In the weeks and months after 9/11, my family had heard stories about Middle Eastern groups in Brooklyn or maybe Queens who were dancing in the streets, celebrating the deaths that their countrymen were responsible for. I don't know if any of those stories were true, and I really don't care. My wife and I would never judge the character of many by the actions of a few.
But we did have a deep-seated hatred for Osama Bin Laden and the terrorist organizations he was linked to. That is why I made such a big deal about interviewing Rob O'Neill last week… That guy killed the guy that killed my father-in-law. Therefore, he is a real hero to me, and more importantly, to Annie.
I say this again- I only wrote this account because a number of readers have asked me to share the story. It is not one that differs from stories you have probably read before. The love of my life may have lost her dad and uncle and 7 fellow employee/friends that she worked with since she was a teenager, but I am fully aware that our family's losses are not greater than the losses of thousands of others.
To inject myself into this blog before closing, I will tell you a couple of things:
- I used to do a trite and vapid little repeat content subject called "I HATE NY" randomly on this site, which was totally forced and fabricated for effect. But I will tell you honestly that I fucking HATE the anniversary of 9/11. If my dad were to ever die in a car crash, I would execrate all the major networks if they ran traffic-cam footage of that deadly crash over and over again on the anniversary of his death. Similarly, my wife and kids basically get to see a plane crash into their father/grandfather over and over again once a year.
- I love that Tribute In Light thing they do and that 9/11 museum in Ground Zero is extraordinary, but I hate the look of the new Freedom Tower. I don't know why they didn't just build two new and improved towers… One is 9 feet taller, and the other 11 feet taller. And they would just look like 2 giant middle fingers pointing right at the Middle East.
- I do not eat Halal on 9/11 nor sushi on 12/7, but that's just because I am weird.
- If you are ever in downtown Manhattan and are on Thames Street between Greenwich Street and Trinity Place, that block is named Emeric Harvey Place after my father-in-law.
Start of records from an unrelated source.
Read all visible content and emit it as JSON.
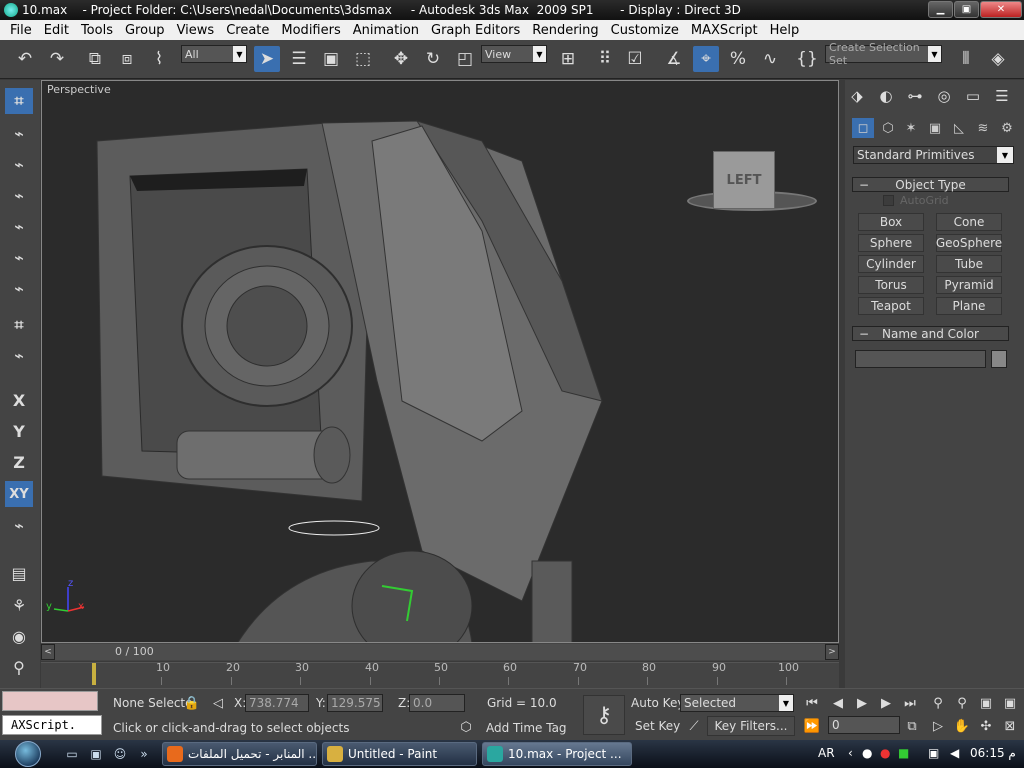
{
  "window": {
    "title": "10.max    - Project Folder: C:\\Users\\nedal\\Documents\\3dsmax     - Autodesk 3ds Max  2009 SP1       - Display : Direct 3D",
    "minimize": "▁",
    "maximize": "▣",
    "close": "✕"
  },
  "menu": [
    "File",
    "Edit",
    "Tools",
    "Group",
    "Views",
    "Create",
    "Modifiers",
    "Animation",
    "Graph Editors",
    "Rendering",
    "Customize",
    "MAXScript",
    "Help"
  ],
  "toolbar": {
    "selection_filter": "All",
    "coord_system": "View",
    "named_selection": "Create Selection Set"
  },
  "left_bar": {
    "x_label": "X",
    "y_label": "Y",
    "z_label": "Z",
    "xy_label": "XY"
  },
  "viewport": {
    "label": "Perspective",
    "viewcube_label": "LEFT",
    "axis_x": "x",
    "axis_y": "y",
    "axis_z": "z"
  },
  "command_panel": {
    "category": "Standard Primitives",
    "object_type_title": "Object Type",
    "autogrid_label": "AutoGrid",
    "primitives": [
      "Box",
      "Cone",
      "Sphere",
      "GeoSphere",
      "Cylinder",
      "Tube",
      "Torus",
      "Pyramid",
      "Teapot",
      "Plane"
    ],
    "name_color_title": "Name and Color",
    "rollout_toggle": "−"
  },
  "timeline": {
    "frame_label": "0 / 100",
    "prev_arrow": "<",
    "next_arrow": ">",
    "ticks": [
      "10",
      "20",
      "30",
      "40",
      "50",
      "60",
      "70",
      "80",
      "90",
      "100"
    ]
  },
  "status": {
    "listener_text": "‎AXScript.",
    "selection_text": "None Selecte",
    "prompt_text": "Click or click-and-drag to select objects",
    "x_label": "X:",
    "x_value": "738.774",
    "y_label": "Y:",
    "y_value": "129.575",
    "z_label": "Z:",
    "z_value": "0.0",
    "grid_text": "Grid = 10.0",
    "add_time_tag": "Add Time Tag",
    "auto_key": "Auto Key",
    "set_key": "Set Key",
    "key_mode": "Selected",
    "key_filters": "Key Filters...",
    "current_frame": "0"
  },
  "taskbar": {
    "tasks": [
      {
        "label": "المنابر - تحميل الملفات ...",
        "color": "#e86a1c"
      },
      {
        "label": "Untitled - Paint",
        "color": "#d8b040"
      },
      {
        "label": "10.max     - Project ...",
        "color": "#2aa7a0"
      }
    ],
    "lang": "AR",
    "clock": "06:15 م"
  }
}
It's located off the corner of the AMEX where he worked for almost 35 years, and where I started my mediocre career in finance.
- I know it would be nearly impossible to make 9/11 a national holiday, but it's a holiday for me, so I am going to drop the kids off at school in a bit and day drink with the bride someplace where there are no TVs… Talk to you guys tomorrow.
Rest in peace, Ric.
Take a report.
That blog gets a little more dated as time goes on, but one thing that is glaringly omitted from this account is what had happened to Annie that day.
That is why I asked her to tell her story on what has become the most listened to episode of Twisted History, and I think she fucking KILLED it… I implore you to carve out a little time and give it a listen.
And I don't think I need to say this, but I will nonetheless… I don't air my story or my wife's story from 9/11 in order to get "clicks"… My reason is much more selfish than that.
The amount of good mojo we have received from listeners and readers over the past 3 years for telling our stupid little account of a MONUMENTALLY terrible day has been nothing short of overwhelming… It makes me regret not leaving Wall Street earlier and taking 17 goddamned years to write about my experience.
Have a great weekend everyone, and thanks for the love.